ブリタニカ国際大百科事典 小項目事典の解説

フランドル美術
フランドルびじゅつ
Flemish art

現在のベルギーを中心とするフランドル地方の美術。その中心を占めたのはオランダの場合と同じく常に絵画であった。 14世紀末~15世紀末に栄えたブルゴーニュ公国はフランドルの芸術家の最初の活躍の舞台となり,スリューテルのような重要な彫刻家がディジョンの宮廷を中心に活躍した。フランドル絵画の創始者であり,油絵の技法を発明したといわれるヤン・ファン・アイクもブルゴーニュ公の宮廷画家として活躍し,そのほか,ワイデン,クリストゥス,カンパン,メムリンク,グースらが初期の絵画を代表している。ブリュージュ,ヘント,ブリュッセルなどが中心都市であったが,16世紀に入るとアントウェルペンに移った。 16世紀前半にはイタリア・ルネサンスの影響を強く受けた一派 (ロマニスト) が台頭したが,同じ頃ブリューゲルはおもに農家の生活を主題とした作品により,北方的な伝統を継承,発展させ,16世紀のフランドル絵画を代表する存在となった。同世紀後半にはブリューゲルの息子ヤンらが風景画や神話画をおもに描いた。 17世紀には,フランドル絵画はオランダ絵画と同じく黄金時代を迎えるが,オランダがプロテスタントを奉じ,スペインの圧政を排して独立したのに対し,フランドル地方はカトリックを奉じ,17世紀に入ってもなおスペインのハプスブルク家の支配下にあった。こうした政治的,宗教的相違はときに絵画にも反映し,オランダにはみられなかった聖堂を飾る大規模な祭壇画が描かれ,様式的にははなやかな色彩と動的な画面構成が好まれた。また古代の神話的なテーマもしばしばあげられた。フランドル絵画は民衆的な親しみやすさと同時に,洗練された貴族性をも示している。
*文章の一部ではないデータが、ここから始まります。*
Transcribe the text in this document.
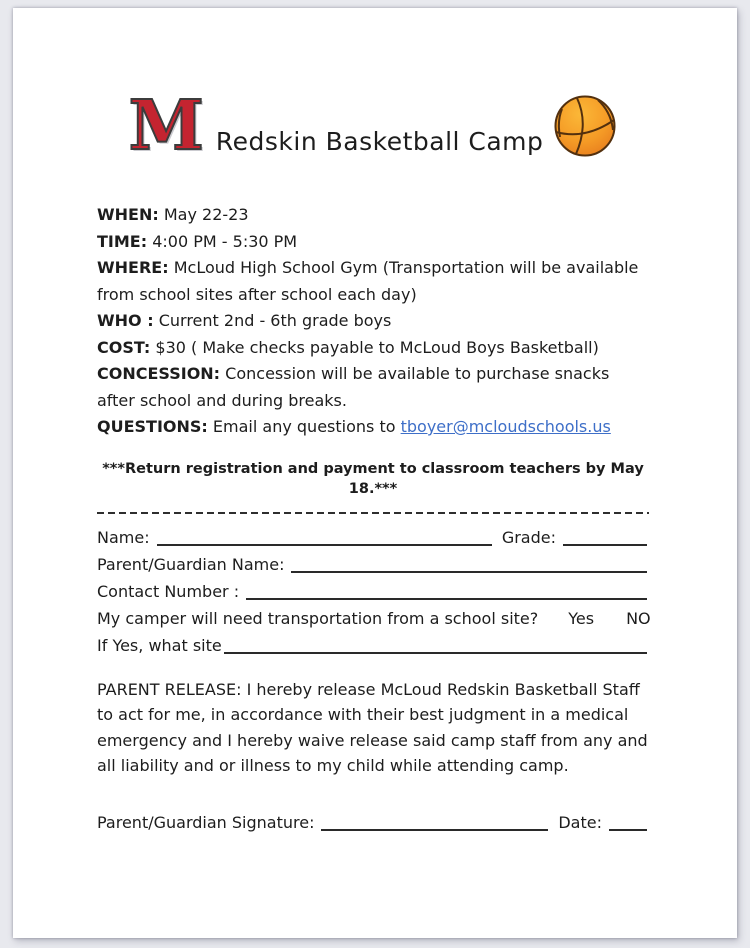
M Redskin Basketball Camp

WHEN: May 22-23

TIME: 4:00 PM - 5:30 PM

WHERE: McLoud High School Gym (Transportation will be available from school sites after school each day)

WHO : Current 2nd - 6th grade boys

COST: $30 ( Make checks payable to McLoud Boys Basketball)

CONCESSION: Concession will be available to purchase snacks after school and during breaks.

QUESTIONS: Email any questions to tboyer@mcloudschools.us

***Return registration and payment to classroom teachers by May 18.***
Name:	Grade:
Parent/Guardian Name:
Contact Number :
My camper will need transportation from a school site? Yes NO
If Yes, what site

PARENT RELEASE: I hereby release McLoud Redskin Basketball Staff to act for me, in accordance with their best judgment in a medical emergency and I hereby waive release said camp staff from any and all liability and or illness to my child while attending camp.

Parent/Guardian Signature:	Date:
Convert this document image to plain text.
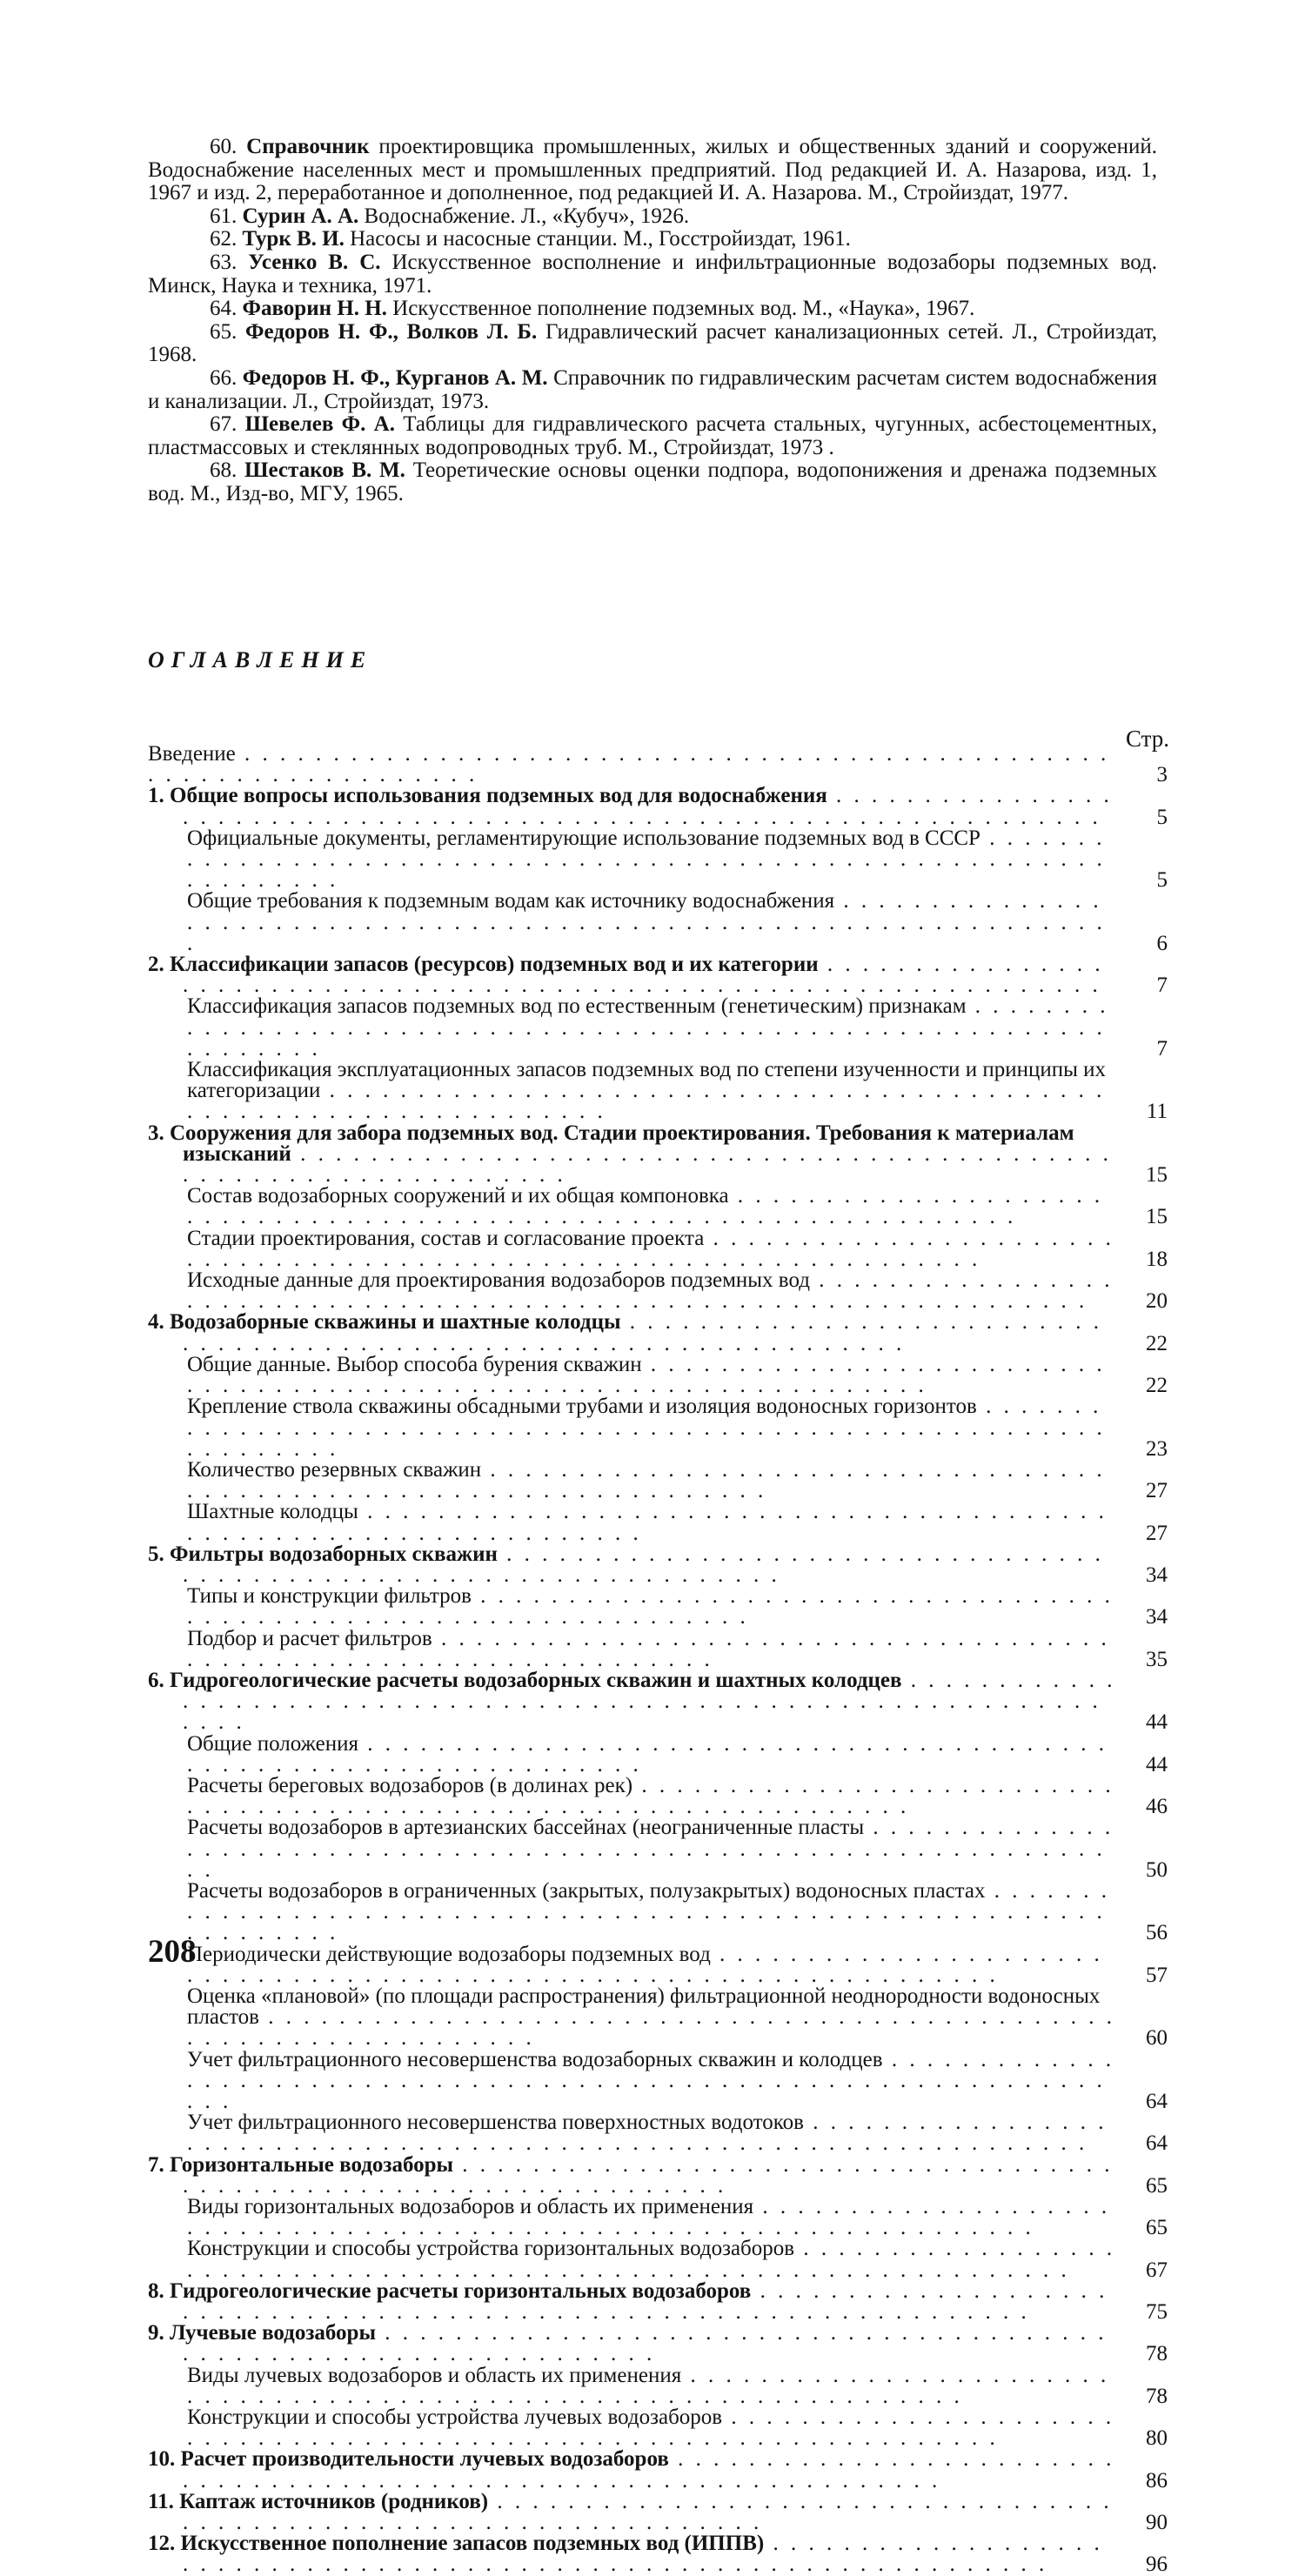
60. Справочник проектировщика промышленных, жилых и общественных зданий и сооружений. Водоснабжение населенных мест и промышленных предприятий. Под редакцией И. А. Назарова, изд. 1, 1967 и изд. 2, переработанное и дополненное, под редакцией И. А. Назарова. М., Стройиздат, 1977.

61. Сурин А. А. Водоснабжение. Л., «Кубуч», 1926.

62. Турк В. И. Насосы и насосные станции. М., Госстройиздат, 1961.

63. Усенко В. С. Искусственное восполнение и инфильтрационные водозаборы подземных вод. Минск, Наука и техника, 1971.

64. Фаворин Н. Н. Искусственное пополнение подземных вод. М., «Наука», 1967.

65. Федоров Н. Ф., Волков Л. Б. Гидравлический расчет канализационных сетей. Л., Стройиздат, 1968.

66. Федоров Н. Ф., Курганов А. М. Справочник по гидравлическим расчетам систем водоснабжения и канализации. Л., Стройиздат, 1973.

67. Шевелев Ф. А. Таблицы для гидравлического расчета стальных, чугунных, асбестоцементных, пластмассовых и стеклянных водопроводных труб. М., Стройиздат, 1973 .

68. Шестаков В. М. Теоретические основы оценки подпора, водопонижения и дренажа подземных вод. М., Изд-во, МГУ, 1965.

ОГЛАВЛЕНИЕ
Стр.
Введение . . .
3
1. Общие вопросы использования подземных вод для водоснабжения . . .
5
Официальные документы, регламентирующие использование подземных вод в СССР . . .
5
Общие требования к подземным водам как источнику водоснабжения . . .
6
2. Классификации запасов (ресурсов) подземных вод и их категории . . .
7
Классификация запасов подземных вод по естественным (генетическим) признакам . . .
7
Классификация эксплуатационных запасов подземных вод по степени изученности и принципы их категоризации . . .
11
3. Сооружения для забора подземных вод. Стадии проектирования. Требования к материалам изысканий . . .
15
Состав водозаборных сооружений и их общая компоновка . . .
15
Стадии проектирования, состав и согласование проекта . . .
18
Исходные данные для проектирования водозаборов подземных вод . . .
20
4. Водозаборные скважины и шахтные колодцы . . .
22
Общие данные. Выбор способа бурения скважин . . .
22
Крепление ствола скважины обсадными трубами и изоляция водоносных горизонтов . . .
23
Количество резервных скважин . . .
27
Шахтные колодцы . . .
27
5. Фильтры водозаборных скважин . . .
34
Типы и конструкции фильтров . . .
34
Подбор и расчет фильтров . . .
35
6. Гидрогеологические расчеты водозаборных скважин и шахтных колодцев . . .
44
Общие положения . . .
44
Расчеты береговых водозаборов (в долинах рек) . . .
46
Расчеты водозаборов в артезианских бассейнах (неограниченные пласты . . .
50
Расчеты водозаборов в ограниченных (закрытых, полузакрытых) водоносных пластах . . .
56
Периодически действующие водозаборы подземных вод . . .
57
Оценка «плановой» (по площади распространения) фильтрационной неоднородности водоносных пластов . . .
60
Учет фильтрационного несовершенства водозаборных скважин и колодцев . . .
64
Учет фильтрационного несовершенства поверхностных водотоков . . .
64
7. Горизонтальные водозаборы . . .
65
Виды горизонтальных водозаборов и область их применения . . .
65
Конструкции и способы устройства горизонтальных водозаборов . . .
67
8. Гидрогеологические расчеты горизонтальных водозаборов . . .
75
9. Лучевые водозаборы . . .
78
Виды лучевых водозаборов и область их применения . . .
78
Конструкции и способы устройства лучевых водозаборов . . .
80
10. Расчет производительности лучевых водозаборов . . .
86
11. Каптаж источников (родников) . . .
90
12. Искусственное пополнение запасов подземных вод (ИППВ) . . .
96
208
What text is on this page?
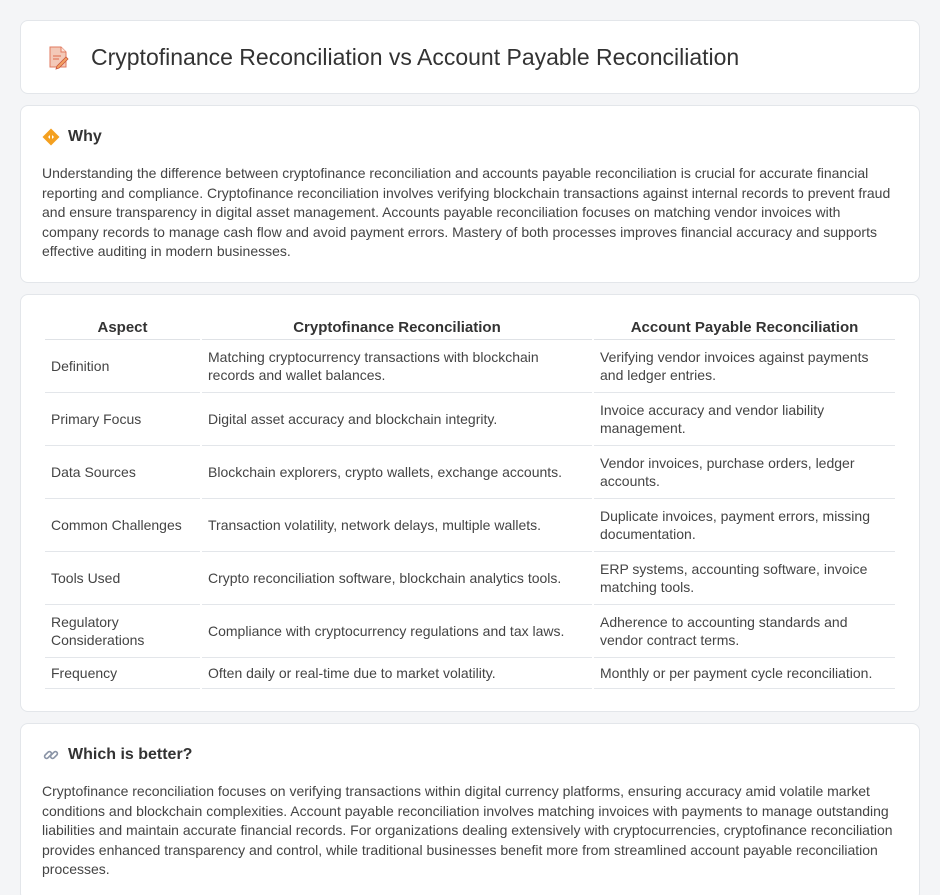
Cryptofinance Reconciliation vs Account Payable Reconciliation
Why

Understanding the difference between cryptofinance reconciliation and accounts payable reconciliation is crucial for accurate financial reporting and compliance. Cryptofinance reconciliation involves verifying blockchain transactions against internal records to prevent fraud and ensure transparency in digital asset management. Accounts payable reconciliation focuses on matching vendor invoices with company records to manage cash flow and avoid payment errors. Mastery of both processes improves financial accuracy and supports effective auditing in modern businesses.

Aspect	Cryptofinance Reconciliation	Account Payable Reconciliation
Definition	Matching cryptocurrency transactions with blockchain records and wallet balances.	Verifying vendor invoices against payments and ledger entries.
Primary Focus	Digital asset accuracy and blockchain integrity.	Invoice accuracy and vendor liability management.
Data Sources	Blockchain explorers, crypto wallets, exchange accounts.	Vendor invoices, purchase orders, ledger accounts.
Common Challenges	Transaction volatility, network delays, multiple wallets.	Duplicate invoices, payment errors, missing documentation.
Tools Used	Crypto reconciliation software, blockchain analytics tools.	ERP systems, accounting software, invoice matching tools.
Regulatory Considerations	Compliance with cryptocurrency regulations and tax laws.	Adherence to accounting standards and vendor contract terms.
Frequency	Often daily or real-time due to market volatility.	Monthly or per payment cycle reconciliation.
Which is better?

Cryptofinance reconciliation focuses on verifying transactions within digital currency platforms, ensuring accuracy amid volatile market conditions and blockchain complexities. Account payable reconciliation involves matching invoices with payments to manage outstanding liabilities and maintain accurate financial records. For organizations dealing extensively with cryptocurrencies, cryptofinance reconciliation provides enhanced transparency and control, while traditional businesses benefit more from streamlined account payable reconciliation processes.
当時の代表的な天才ルーベンスの工房からはヨルダーンスのほか多くの弟子が出たが,なかでもファン・ダイクは 1632年にイギリスに渡り,イギリスの肖像画芸術に影響を及ぼした。ルーベンスがイタリアから帰った 08年から彼が没する 40年頃までがフランドル絵画の黄金時代で,これら3人の巨匠のほか,「ビロードのブリューゲル」と呼ばれたヤン・ブリューゲル,彼の娘婿で風俗画家の D.テニールス,静物画家の F.スナイデルス,J.フェイトらが活躍した。 17世紀後半以降は,フランドル絵画は低調であった。特に 1831年ベルギー独立以後国民的画派は形成されず,19世紀は画家 J.アンソールが注目されるだけであった。 20世紀の画家では P.デルボーと R.マグリットらのシュルレアリストが国際的名声を博している。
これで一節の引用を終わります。